A Second Childhood?
A lot has happened within the last month. The clinic that I have been working for has had a lot happen within it, so much more than I can even voice. My home life took a nosedive as well. I am trying to find a voice in that, which I can tell I am struggling with. I am so used to giving into other people. I have recognized that all my life has been one traumatic event after another. I may be all over the place during this posting because of how I am feeling internally. Bear with me.
A few months ago, I was visiting my father. He and I have not always had the best relationship. He tends to say things that are not polite for some reason and finds it “impressive” or “interesting” to say those things. I struggle, due to trauma, to stick up for myself. This time, I found myself feeling like I should never return to speaking to him. Out of nowhere in the conversation he states to me that he doesn’t believe that my trauma was “that bad”, as if he could evaluate it. He doesn’t know it. He never has fully asked what has happened to me in my life. He doesn’t understand trauma fully. I do, as a therapist, sometimes too well.
This got me thinking about individuals that have trauma and something that I know about them. They tend to want to look to be a child again because aspects of their childhood was never afforded to them. This occurred to me in my life, as I struggled greatly with having to make sure that my grandmother, who raised me, was appeased to keep the other children “okay”. Often, I was calming her down or trying to be around her so the other kids could have a life. I would calm her when they disappeared and she would get furious. Often threatening them. Often times hitting them. I became the protector at a very early age, but my dad doesn’t understand that. He doesn’t get what I sacrificed for three other people. I didn’t get to have a childhood. I didn’t get to go to a lot of dances, I didn’t get to do a lot of kids things, etc. He tried so much to try to help me have a childhood. I know he paid for trips like to Washington DC and St. Louis. I know he even told me to go live life at different times, but I knew as a child that if I did most of those things that one of the other three would be hit or hurt in sometimes substantial ways. I knew that she would call them names and throw things at them. I grew up quicker as a result. I had to be knowledgeable of an adult’s needs long before I was aware of my own. Normal childhood? That is something that is bizarre to me. Foreign even, if you will.
This last paragraph doesn’t take into account what happened to me as a child by family members in a sexual nature. I learned far too early about sex from people that should never have taught me those things. I was too young to decide these things. I was a youth that didn’t understand you didn’t do certain things and now as a result I have struggled with intimacy instead of just jumping to thinking sex is appropriate. This started at an early age, earlier than my brain has understood. I was constantly appeasing people. Due to this, I recognize now I never had that steady and regular childhood. I went from childhood to six years homeless. During that time, I had abusive relationships and drug addiction as well. After that I struggled with being on disability and school. Fighting to get to a better place in life. Struggling, but pushing through. During that, I had several other abusive relationships. The last ten years, I also have been in and out of abusive relationships. I have further impacted it because now I listen to people all day every single day to earn a paycheck. Trauma is a constant companion. I have learned to dance with it in a way that I wish I have never had to do to survive.

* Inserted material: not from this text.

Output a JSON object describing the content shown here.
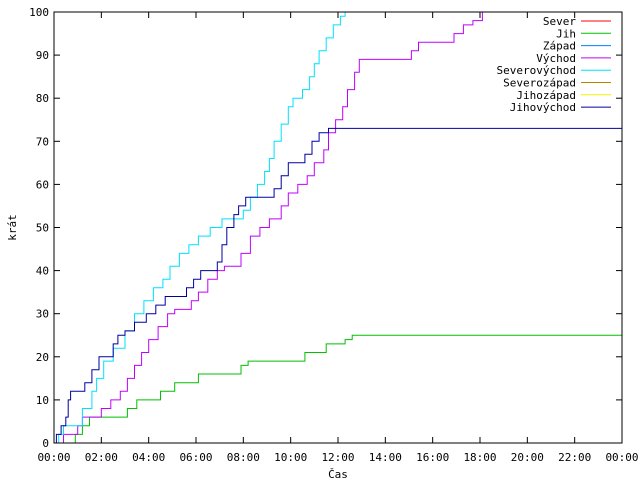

The concept of a second childhood appeals to me so much. Trying to capture something that has been lost. Wishing that I had been able to do things that other children were regularly able to do. I stayed once at someone else’s house as a child. That was forced on that person. I didn’t have friends in school. No one wanted to be around me because they could tell something was going on with me. I didn’t get to feel normal. I remember getting to play dolls with my sister when I was very young. I know that there was a time that life was normal. I can recall pieces of that, but it was during that time that some of the other abuses actually happened. There are times I just want to go to Disneyland. I just want to watch cartoons that other people talk about that they remember from childhood that I can’t recall. I never watched Pokemon. I don’t know about it. I don’t know things that people my own age know about. There are shows that were “my generation” and I didn’t get to participate in it. This isn’t okay and I have always just tried to be okay with it. Pushing forward. I am so tired of pushing through. I am so tired of trying to always be “okay” for everyone else and making them happy. I need a second chance, a second childhood. A second opportunity to find myself and be playful. I want to play in the mud. I want to sing in the rain. I want to be a child. That ended too early for me.